Belo Horizonte, 24 de agosto de 1947

Meu querido Otto,

Estou a escrever-lhe num dos momentos mais definitivos da minha vida, num desses momentos em que o cálice das tristezas parece que vai transbordar. Hoje, Otto, neste agora, neste momento, a minha angústia é tamanha, o meu sofrimento é tão alto, que tudo o mais – mundo, mundo, mundo – parece pequeno, mesquinho, apagado, e só a minha dor brilha dentro da noite, como uma grande fogueira. Hoje, Otto, é um dia em que o suicídio seria a única solução. Hoje, não sei por que hoje, toquei a fímbria do caos, a profundidade mesma da minha pessoa insolúvel, e tudo se precipita.

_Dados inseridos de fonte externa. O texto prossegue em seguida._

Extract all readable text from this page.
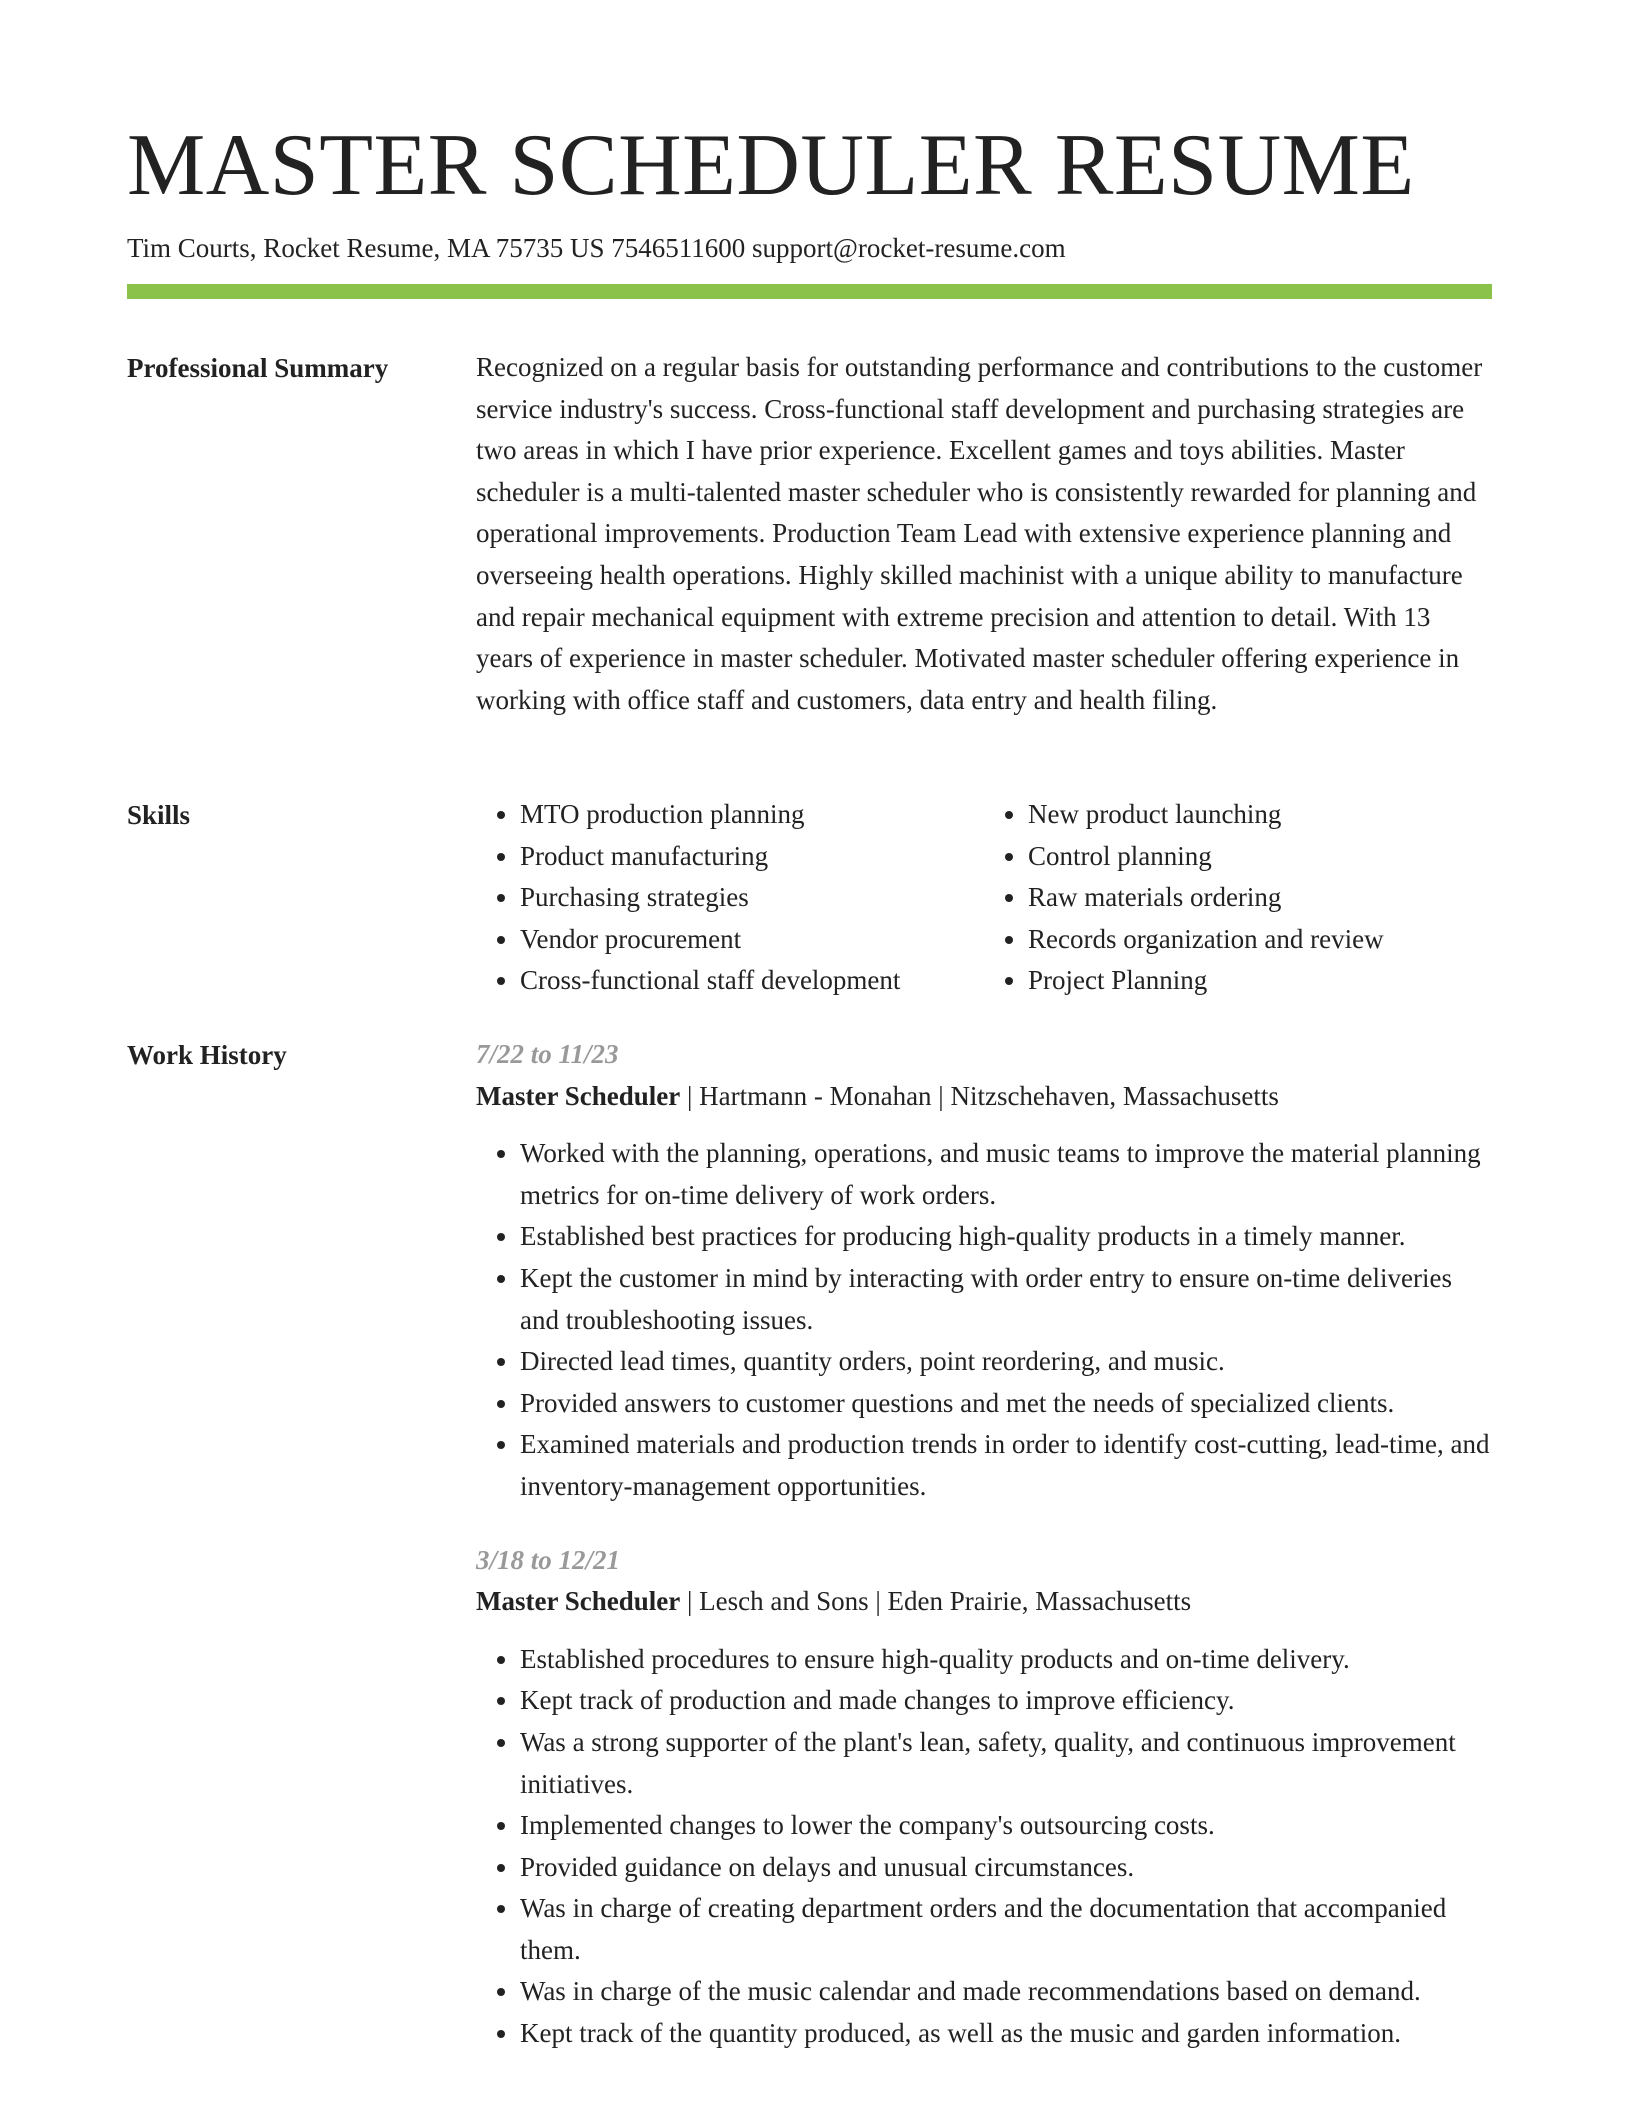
MASTER SCHEDULER RESUME
Tim Courts, Rocket Resume, MA 75735 US 7546511600 support@rocket-resume.com
Professional Summary	Recognized on a regular basis for outstanding performance and contributions to the customer service industry's success. Cross-functional staff development and purchasing strategies are two areas in which I have prior experience. Excellent games and toys abilities. Master scheduler is a multi-talented master scheduler who is consistently rewarded for planning and operational improvements. Production Team Lead with extensive experience planning and overseeing health operations. Highly skilled machinist with a unique ability to manufacture and repair mechanical equipment with extreme precision and attention to detail. With 13 years of experience in master scheduler. Motivated master scheduler offering experience in working with office staff and customers, data entry and health filing.

Skills
•	MTO production planning
• Product manufacturing
• Purchasing strategies
• Vendor procurement
• Cross-functional staff development
• New product launching
• Control planning
• Raw materials ordering
• Records organization and review
• Project Planning
Work History	7/22 to 11/23
Master Scheduler | Hartmann - Monahan | Nitzschehaven, Massachusetts
• Worked with the planning, operations, and music teams to improve the material planning metrics for on-time delivery of work orders.
• Established best practices for producing high-quality products in a timely manner.
• Kept the customer in mind by interacting with order entry to ensure on-time deliveries and troubleshooting issues.
• Directed lead times, quantity orders, point reordering, and music.
• Provided answers to customer questions and met the needs of specialized clients.
• Examined materials and production trends in order to identify cost-cutting, lead-time, and inventory-management opportunities.
3/18 to 12/21
Master Scheduler | Lesch and Sons | Eden Prairie, Massachusetts
• Established procedures to ensure high-quality products and on-time delivery.
• Kept track of production and made changes to improve efficiency.
• Was a strong supporter of the plant's lean, safety, quality, and continuous improvement initiatives.
• Implemented changes to lower the company's outsourcing costs.
• Provided guidance on delays and unusual circumstances.
• Was in charge of creating department orders and the documentation that accompanied them.
• Was in charge of the music calendar and made recommendations based on demand.
• Kept track of the quantity produced, as well as the music and garden information.
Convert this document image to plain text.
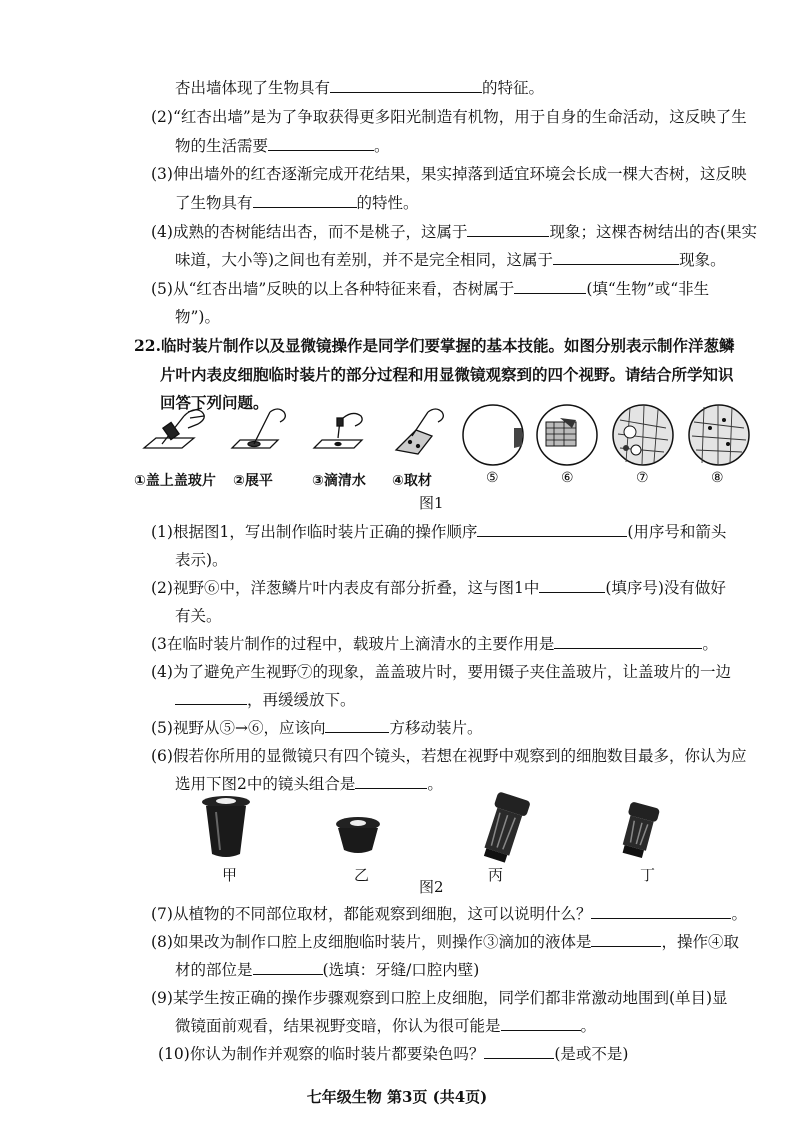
杏出墙体现了生物具有	的特征。
(2)“红杏出墙”是为了争取获得更多阳光制造有机物，用于自身的生命活动，这反映了生
物的生活需要	。
(3)伸出墙外的红杏逐渐完成开花结果，果实掉落到适宜环境会长成一棵大杏树，这反映
了生物具有	的特性。
(4)成熟的杏树能结出杏，而不是桃子，这属于	现象；这棵杏树结出的杏(果实
味道，大小等)之间也有差别，并不是完全相同，这属于	现象。
(5)从“红杏出墙”反映的以上各种特征来看，杏树属于	(填“生物”或“非生
物”)。
22.临时装片制作以及显微镜操作是同学们要掌握的基本技能。如图分别表示制作洋葱鳞
片叶内表皮细胞临时装片的部分过程和用显微镜观察到的四个视野。请结合所学知识
回答下列问题。
①盖上盖玻片 ②展平	③滴清水 ④取材	⑤	⑥	⑦	⑧
图1
(1)根据图1，写出制作临时装片正确的操作顺序	(用序号和箭头
表示)。
(2)视野⑥中，洋葱鳞片叶内表皮有部分折叠，这与图1中	(填序号)没有做好
有关。
(3在临时装片制作的过程中，载玻片上滴清水的主要作用是	。
(4)为了避免产生视野⑦的现象，盖盖玻片时，要用镊子夹住盖玻片，让盖玻片的一边
，再缓缓放下。
(5)视野从⑤→⑥，应该向	方移动装片。
(6)假若你所用的显微镜只有四个镜头，若想在视野中观察到的细胞数目最多，你认为应
选用下图2中的镜头组合是	。
甲	乙	丙	丁
图2
(7)从植物的不同部位取材，都能观察到细胞，这可以说明什么？	。
(8)如果改为制作口腔上皮细胞临时装片，则操作③滴加的液体是	，操作④取
材的部位是	(选填：牙缝/口腔内壁)
(9)某学生按正确的操作步骤观察到口腔上皮细胞，同学们都非常激动地围到(单目)显
微镜面前观看，结果视野变暗，你认为很可能是	。
(10)你认为制作并观察的临时装片都要染色吗？	(是或不是)
七年级生物 第3页 (共4页)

Hoje, Otto, hoje, estou sozinho no meu quarto, estou sozinho em casa, estou sozinho no universo, e ao meu lado está uma garrafa de vinho madeira R, colheita de 1928, e nela me mergulho, e nela me embebedo, e nela, só nela encontro algum volume que possa conter os destroços da minha alma despedaçada. Estou próximo ao pileque, não sei se mando esta carta, apenas descobri que o poeta Mário de Sá-Carneiro, que se suicidou em Paris, a 26 de abril de 1916, é meu irmão na carne como nos domingos, meu primo, tanto quanto você, Otto, meu amigo desde a eternidade, meu amigo, amém.

*

Agora é manhã do outro dia e tudo serenou. Há sol, há pássaros, há vontade de viver. Em todo o caso, Otto, acredite-me possesso da mais soberana ressaca que se possa imaginar. Porque nunca fui tão bêbado, tão desesperado, tão amargo quanto ontem. As vagas maldosas da vida se somaram de repente e uma grande crista raivosa, feita de vômito e de espuma, se abateu sobre mim. Espero em Deus que o fenômeno não se repita. Porque senão, Otto, senão, não sei o que poderá acontecer. Desse começo de carta, que não pude terminar por excesso de álcool, desentranhei o poema que lhe mando. Ah! Se você tiver aí as poesias do Mário de Sá-Carneiro, procure um poema à página 157, chamado “Caranguejola”[1], e leia-o em minha homenagem. Esse poema eu o gritava ontem, aos berros, para toda a vizinhança, para o mundo inteiro. Que testamento mais impressionante! E receba mais o abraço do seu

Hélio.

P.S.: Isto é vinho

[nota do autor para justificar mancha no final da carta]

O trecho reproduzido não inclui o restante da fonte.